Cumulative Layout Shift

Visual stability. How much your layout jumps around as the page loads — usually caused by images without dimensions or late-loading fonts.

Good: under 0.1 · Poor: over 0.25
INP

Interaction to Next Paint

Responsiveness. The delay between a user tap or click and the page actually responding — driven by JavaScript execution time.

Good: under 200ms · Poor: over 500ms
Why it matters

Why website speed matters for SEO

Google has been explicit since 2021: Core Web Vitals are a ranking factor. Two sites with identical content and similar backlink profiles will rank in the order of their CWV scores. Slow pages get demoted, fast pages get promoted — and the gap widens on mobile, where most queries happen.

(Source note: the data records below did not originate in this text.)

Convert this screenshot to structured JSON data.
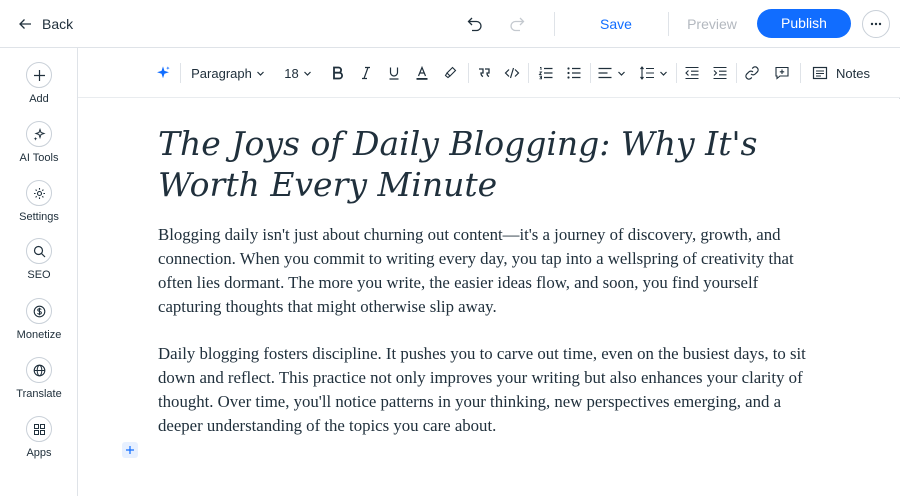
{
  "header": {
    "back_label": "Back",
    "save_label": "Save",
    "preview_label": "Preview",
    "publish_label": "Publish",
    "more_icon": "ellipsis-icon"
  },
  "sidebar": {
    "items": [
      {
        "label": "Add",
        "icon": "plus-icon"
      },
      {
        "label": "AI Tools",
        "icon": "sparkle-icon"
      },
      {
        "label": "Settings",
        "icon": "gear-icon"
      },
      {
        "label": "SEO",
        "icon": "search-icon"
      },
      {
        "label": "Monetize",
        "icon": "dollar-icon"
      },
      {
        "label": "Translate",
        "icon": "globe-icon"
      },
      {
        "label": "Apps",
        "icon": "apps-icon"
      }
    ]
  },
  "toolbar": {
    "block_style": "Paragraph",
    "font_size": "18",
    "notes_label": "Notes"
  },
  "post": {
    "title": "The Joys of Daily Blogging: Why It's Worth Every Minute",
    "paragraphs": [
      "Blogging daily isn't just about churning out content—it's a journey of discovery, growth, and connection. When you commit to writing every day, you tap into a wellspring of creativity that often lies dormant. The more you write, the easier ideas flow, and soon, you find yourself capturing thoughts that might otherwise slip away.",
      "Daily blogging fosters discipline. It pushes you to carve out time, even on the busiest days, to sit down and reflect. This practice not only improves your writing but also enhances your clarity of thought. Over time, you'll notice patterns in your thinking, new perspectives emerging, and a deeper understanding of the topics you care about."
    ]
  },
  "colors": {
    "accent": "#116dff",
    "text": "#20303c",
    "disabled": "#b3b8bf",
    "border": "#dfe3e8"
  }
}
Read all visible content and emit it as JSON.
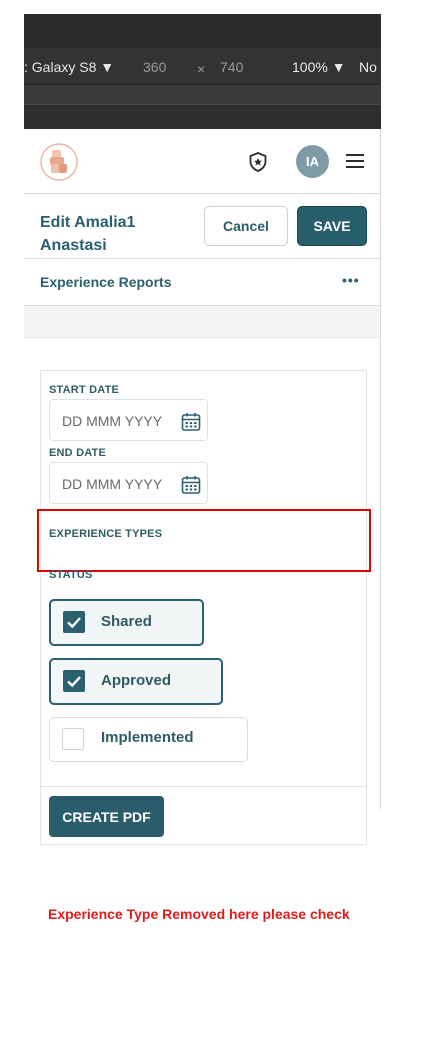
{
  "devtools": {
    "device": ": Galaxy S8",
    "width": "360",
    "times": "×",
    "height": "740",
    "zoom": "100%",
    "throttle": "No"
  },
  "header": {
    "avatar_initials": "IA",
    "icons": [
      "logo",
      "shield-star-icon",
      "hamburger-menu-icon"
    ]
  },
  "page": {
    "title_line1": "Edit Amalia1",
    "title_line2": "Anastasi",
    "cancel_label": "Cancel",
    "save_label": "SAVE",
    "section_title": "Experience Reports",
    "more_label": "•••"
  },
  "form": {
    "start_date_label": "START DATE",
    "start_date_placeholder": "DD MMM YYYY",
    "end_date_label": "END DATE",
    "end_date_placeholder": "DD MMM YYYY",
    "experience_types_label": "EXPERIENCE TYPES",
    "status_label": "STATUS",
    "statuses": [
      {
        "label": "Shared",
        "checked": true
      },
      {
        "label": "Approved",
        "checked": true
      },
      {
        "label": "Implemented",
        "checked": false
      }
    ],
    "create_pdf_label": "CREATE PDF"
  },
  "annotation": {
    "note": "Experience Type Removed here please check"
  },
  "colors": {
    "accent": "#2a6070",
    "highlight": "#e00000"
  }
}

Beyond SEO, speed is a conversion multiplier: every 1-second delay reduces conversions by roughly 7%, bounce rates by mobile users climb 32% when load time goes from 1 to 3 seconds, and 53% of mobile visitors abandon a page that takes more than 3 seconds to load.

After the test

How to improve your website speed

Tackle the highest-impact opportunities first: serve images in next-gen formats (WebP, AVIF), set explicit width and height attributes on every image to stop layout shift, defer non-critical JavaScript, enable browser caching and Brotli compression, and use a CDN. These six wins usually move a mid-range PageSpeed score from 60s to 80s.

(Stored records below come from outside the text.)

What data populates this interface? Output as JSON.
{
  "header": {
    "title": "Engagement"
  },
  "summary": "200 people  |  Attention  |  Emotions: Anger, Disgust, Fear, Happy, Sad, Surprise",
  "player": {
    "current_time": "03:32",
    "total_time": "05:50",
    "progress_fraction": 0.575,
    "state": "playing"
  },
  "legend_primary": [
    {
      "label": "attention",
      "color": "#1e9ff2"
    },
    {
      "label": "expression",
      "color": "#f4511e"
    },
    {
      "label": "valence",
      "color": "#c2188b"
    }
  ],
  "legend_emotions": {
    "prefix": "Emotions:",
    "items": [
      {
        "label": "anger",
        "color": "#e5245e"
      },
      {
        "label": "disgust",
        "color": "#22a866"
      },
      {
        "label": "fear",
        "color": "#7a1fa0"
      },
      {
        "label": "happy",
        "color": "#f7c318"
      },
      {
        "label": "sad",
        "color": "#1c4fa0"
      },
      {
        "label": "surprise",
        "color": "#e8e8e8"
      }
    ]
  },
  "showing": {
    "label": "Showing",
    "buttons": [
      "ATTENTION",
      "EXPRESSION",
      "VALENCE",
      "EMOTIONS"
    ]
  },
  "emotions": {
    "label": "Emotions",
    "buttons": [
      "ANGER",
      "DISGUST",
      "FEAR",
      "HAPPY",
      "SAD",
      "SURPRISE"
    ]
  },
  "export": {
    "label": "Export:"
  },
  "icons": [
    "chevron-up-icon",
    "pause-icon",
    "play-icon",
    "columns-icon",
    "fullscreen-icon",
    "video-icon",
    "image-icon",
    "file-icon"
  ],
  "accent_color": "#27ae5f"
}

For deeper work — render-blocking resources, third-party scripts, server response time — you'll need a developer or a senior web team. Book a free 30-minute Core Web Vitals review and we'll walk through the highest-leverage fixes for your specific site.

FAQ

Frequently asked questions

A website speed test measures how fast your pages load and how stable they feel to users, using metrics like Largest Contentful Paint (LCP), Cumulative Layout Shift (CLS) and First Contentful Paint (FCP). Google uses these signals — collectively called Core Web Vitals — as a ranking factor, so a slow site loses both users and search visibility.
Yes — fully free, no credit card. The tool uses Google PageSpeed Insights under the hood (the same engine as Lighthouse) so the numbers you see are the same ones Google uses to rank pages.
Core Web Vitals are three measurable user-experience metrics Google treats as ranking signals: Largest Contentful Paint (loading speed, target under 2.5s), Cumulative Layout Shift (visual stability, target under 0.1), and Interaction to Next Paint (responsiveness, target under 200ms). The website speed test reports all three.
A PageSpeed score of 90+ on mobile is excellent, 50–89 is OK with opportunities, below 50 is poor and likely costing you traffic and conversions. Mobile scores are almost always lower than desktop — Google ranks on mobile, so optimise there first.
Two reasons. First, Core Web Vitals are explicit Google ranking signals — slow pages rank lower than fast ones, all else equal. Second, every second of load time loses 7–10% of conversions, so even if you rank, slow pages monetise worse than fast ones.
In order of impact: compress and serve modern image formats (WebP, AVIF), eliminate render-blocking JavaScript, set explicit width and height on images to stop layout shift, use a CDN, enable browser caching, and switch to a faster host. The speed test report flags which of these will save the most time on your site.
Mobile testing uses a simulated mid-range phone on a 4G connection. Desktop testing uses a fast cable connection on powerful hardware. The mobile score tells you the truth — most of your users are on phones, on flaky networks, on older devices.